Paulo Roberto Pires descreve, no posfácio da edição, o estilo de Lillian Ross: “Uma escrita sem firulas, enxuta mas não telegráfica, coloquial e jamais prosaica. Ao comentário e à especulação, prefere o con­creto, fruto da observação direta: se debruça sobre o mundo a partir do que a vista alcança para, assim, ir além do que é evi­dente”.
Sempre repórter é dividido em quatro partes: Atores, Escritores, Jovens, Novaiorquinos e Figurões. Os textos têm tamanhos e formatos variados. Cronologicamente, o primeiro, de 1948, é uma reportagem sobre a patrulha macarthista em Hollywood, contada a partir da figura da cadela Lassie – que era macho, por sinal. Há perfis que se tornaram peças célebres do jornalismo literário – como o retrato de Ernest Hemingway, que gerou polêmica entre os fãs do escritor, que o consideraram cruel em relação à imagem de um dos maiores escritores do século XX.

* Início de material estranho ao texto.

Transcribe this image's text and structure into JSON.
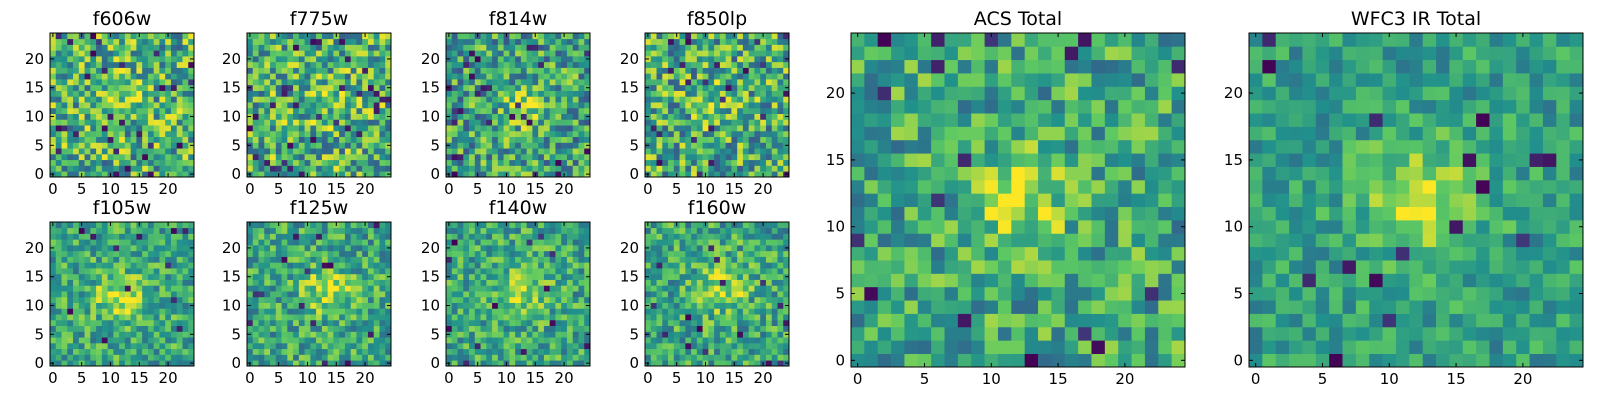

A sensação que se tem, ao ler o apanhado de textos da jornalista, é de que nada escapa a seu faro de repórter e capacidade de observação: o olhar encantado da jovem atriz Julie Andrews vendo seu nome na entrada de um cinema pela primeira vez; o comportamento dos pais das candidatas de um concurso de Miss; a reação (negativa) de clientes adolescentes de uma loja de discos ao lançamento do álbum Sgt. Peppers, dos Beatles; a dinâmica doméstica da família de Robin Williams; um Charlie Chaplin meio perdido em um quarto de hotel de Nova York; os vícios de linguagem de um toureiro do Brooklin; os nomes pelos quais o mais ousado negociante de pedras preciosas do mundo chama seus diamantes; o cachorro-quente que o tenista aposentado John McEnroe come antes de entrar na cabine de transmissão de uma partida do US Open; ou, no perfil mais recente do conjunto, o hábito da atriz Ellen Barkin usar sapatos de salto alto para aliviar as dores causadas por quatro hérnias de disco.
É a própria Lillian Ross quem afirma: “Não importa se já se escreveu muito ou pouco sobre uma pessoa, sempre acho o que dizer”.